Il problema del cattivo funzionamento della giustizia italiana riempie in questi giorni le pagine dei principali quotidiani, i quali improvvisamente sembrano scoprire che nei tribunali, ed in particolare in quello di Roma, manca tutto, dalla carta per fotocopie a quella igienica nelle toilette che spesso non meriterebbero di essere chiamate tali, per la loro sporcizia.
Non è la prima volta che assistiamo a simili campagne giornalistiche, le quali poi cessano improvvisamente, come se il problema si fosse risolto. La sensazione è che questa cicliche riscoperte dell’acqua calda non abbiano una origine "naturale" quale, ad esempio, lo scoop di un giornalista, ma nascondano degli obiettivi di difficile comprensione per i più.
Si tratta, insomma, di "falsi scopi" , dato che l’obiettivo non è quello di far prendere coscienza ai cittadini del cattivo funzionamento del sistema giudiziario al fine di creare quella sensibilità politica indispensabile per una soluzione dei problemi, bensì quello di evitare che vengano assunte delle decisioni collegate alla macchina giustizia che danneggiano gli interessi di questa o quella lobby di potere.
La vittoria elettorale di Berlusconi ed il fatto che egli non debba divincolarsi tra i possibili veti di una coalizione, da un lato impongono al premier di dare in breve tempo delle risposte concrete alle aspettative dei cittadini e, dall’altro, rendono estremamente difficile una battaglia parlamentare su vari fronti, dato che l’unica possibilità per l’opposizione di incidere sulle decisioni non può essere lo scontro aperto con ostruzionismo, ma una dialettica nelle commissioni finalizzata a creare problemi di percorso.
Vi è così l’esigenza che la stampa evidenzi tutte le situazioni di criticità delle strutture pubbliche che potrebbero essere le destinatarie dirette e/o indirette delle iniziative parlamentari, al fine di consentire all’opposizione di evidenziare l’impossibilità di attuazione di certi provvedimenti ad essa (o ai suoi sostenitori) poco graditi.

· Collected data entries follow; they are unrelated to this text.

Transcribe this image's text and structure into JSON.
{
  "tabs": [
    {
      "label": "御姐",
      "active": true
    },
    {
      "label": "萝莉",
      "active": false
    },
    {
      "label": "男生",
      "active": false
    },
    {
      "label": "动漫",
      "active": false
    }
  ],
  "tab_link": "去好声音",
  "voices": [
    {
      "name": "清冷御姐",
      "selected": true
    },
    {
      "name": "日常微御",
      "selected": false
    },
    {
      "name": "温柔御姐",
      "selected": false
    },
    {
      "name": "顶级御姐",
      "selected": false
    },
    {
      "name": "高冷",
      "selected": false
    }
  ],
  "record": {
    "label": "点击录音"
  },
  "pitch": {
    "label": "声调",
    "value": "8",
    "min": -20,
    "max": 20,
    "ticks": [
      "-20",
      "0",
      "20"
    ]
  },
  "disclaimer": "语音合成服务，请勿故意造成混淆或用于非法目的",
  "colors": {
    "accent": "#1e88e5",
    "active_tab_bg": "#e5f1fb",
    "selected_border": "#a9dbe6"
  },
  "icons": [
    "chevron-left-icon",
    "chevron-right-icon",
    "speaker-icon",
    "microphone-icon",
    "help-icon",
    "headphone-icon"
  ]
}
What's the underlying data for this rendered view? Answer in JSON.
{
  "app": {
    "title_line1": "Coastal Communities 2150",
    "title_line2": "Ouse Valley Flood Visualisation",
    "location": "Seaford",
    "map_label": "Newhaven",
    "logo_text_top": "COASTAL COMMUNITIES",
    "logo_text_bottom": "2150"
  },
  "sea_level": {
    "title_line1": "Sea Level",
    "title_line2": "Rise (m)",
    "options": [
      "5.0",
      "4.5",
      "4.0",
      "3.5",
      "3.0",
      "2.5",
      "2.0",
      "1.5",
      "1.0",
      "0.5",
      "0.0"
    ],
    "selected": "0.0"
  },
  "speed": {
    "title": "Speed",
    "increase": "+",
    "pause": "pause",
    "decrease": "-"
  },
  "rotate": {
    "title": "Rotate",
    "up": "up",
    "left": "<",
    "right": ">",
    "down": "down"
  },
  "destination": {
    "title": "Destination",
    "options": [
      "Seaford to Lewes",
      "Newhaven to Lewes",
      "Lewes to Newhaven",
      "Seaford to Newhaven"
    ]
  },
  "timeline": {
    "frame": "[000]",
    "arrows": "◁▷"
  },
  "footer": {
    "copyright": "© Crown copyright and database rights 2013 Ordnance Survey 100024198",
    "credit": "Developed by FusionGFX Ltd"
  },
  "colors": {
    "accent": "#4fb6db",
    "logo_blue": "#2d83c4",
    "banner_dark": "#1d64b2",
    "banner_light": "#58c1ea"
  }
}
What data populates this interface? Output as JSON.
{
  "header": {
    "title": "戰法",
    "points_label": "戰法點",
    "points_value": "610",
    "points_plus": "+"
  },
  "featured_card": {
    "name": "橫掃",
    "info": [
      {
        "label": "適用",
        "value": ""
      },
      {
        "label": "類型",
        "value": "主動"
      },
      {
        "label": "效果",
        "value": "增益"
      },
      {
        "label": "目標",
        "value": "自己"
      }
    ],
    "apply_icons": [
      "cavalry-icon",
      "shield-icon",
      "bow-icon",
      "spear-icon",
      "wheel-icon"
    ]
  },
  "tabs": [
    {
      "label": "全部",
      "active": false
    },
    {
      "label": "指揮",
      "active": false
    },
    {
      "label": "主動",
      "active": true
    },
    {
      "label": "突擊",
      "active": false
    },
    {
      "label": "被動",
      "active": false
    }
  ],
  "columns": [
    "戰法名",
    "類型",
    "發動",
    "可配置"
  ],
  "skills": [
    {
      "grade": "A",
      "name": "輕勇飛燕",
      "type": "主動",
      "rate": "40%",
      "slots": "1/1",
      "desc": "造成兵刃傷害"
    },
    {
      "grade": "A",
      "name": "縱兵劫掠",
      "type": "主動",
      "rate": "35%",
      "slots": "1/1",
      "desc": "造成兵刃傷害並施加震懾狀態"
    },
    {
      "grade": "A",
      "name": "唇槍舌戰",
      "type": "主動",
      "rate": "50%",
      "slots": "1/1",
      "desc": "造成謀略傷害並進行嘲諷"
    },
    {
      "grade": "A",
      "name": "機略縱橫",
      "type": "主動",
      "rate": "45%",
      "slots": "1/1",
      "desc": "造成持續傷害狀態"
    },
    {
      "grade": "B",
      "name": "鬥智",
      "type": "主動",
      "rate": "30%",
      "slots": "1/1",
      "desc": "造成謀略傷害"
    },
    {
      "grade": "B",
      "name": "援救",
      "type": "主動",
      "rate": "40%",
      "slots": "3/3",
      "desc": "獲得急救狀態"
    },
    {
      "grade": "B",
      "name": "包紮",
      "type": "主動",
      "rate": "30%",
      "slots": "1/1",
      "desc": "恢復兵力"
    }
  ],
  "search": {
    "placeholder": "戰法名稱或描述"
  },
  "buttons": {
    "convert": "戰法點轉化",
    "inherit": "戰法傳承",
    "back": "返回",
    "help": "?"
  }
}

E’ un sistema di battaglia politica, nel rispetto delle regole democratiche e quindi non censurabile in sé; tuttavia esso non può che essere censurato allorché le finalità delle campagne di stampa sono solo interdittive.
Non si può, in sintesi, denunciare lo sfascio dei tribunali non già per ottenere fondi per farli funzionare, ma al solo fine di tentare di bloccare l’approvazione di nuove figure di reato con la scusa che tale fatto aumenterebbe il carico di lavoro della Magistratura e, quindi, paralizzerebbe ancor di più un sistema giudiziario che fa acqua da tutte le parti.
Con ciò non si vuole affermare che, ad esempio, l’introduzione della figura di reato di immigrazione clandestina non potrebbe creare un maggior carico di lavoro per i Tribunali, ma non è ammissibile che si pretenda che lo Stato abdichi la propria potestà legislativa o la propria pretesa punitiva di fronte a fenomeni di massa di grande preoccupazione sociale solo perché il sistema giudiziario fa acqua. E che certe campagne siano finalizzate solo ad ostacolare determinati programmi politici si evince chiaramente dal fatto che, quando da parte del potere politico si prospettino norme che non sono solo a tutela della privacy e dei diritti del cittadino innocente, quali quelle di una migliore regolamentazione delle intercettazioni telefoniche, ma anche tendenti a limitare dei costi assurdi per il bilancio della giustizia, certi organi di stampa divengano giustizialisti e la ANM faccia sentire la propria autorevole voce di dissenso.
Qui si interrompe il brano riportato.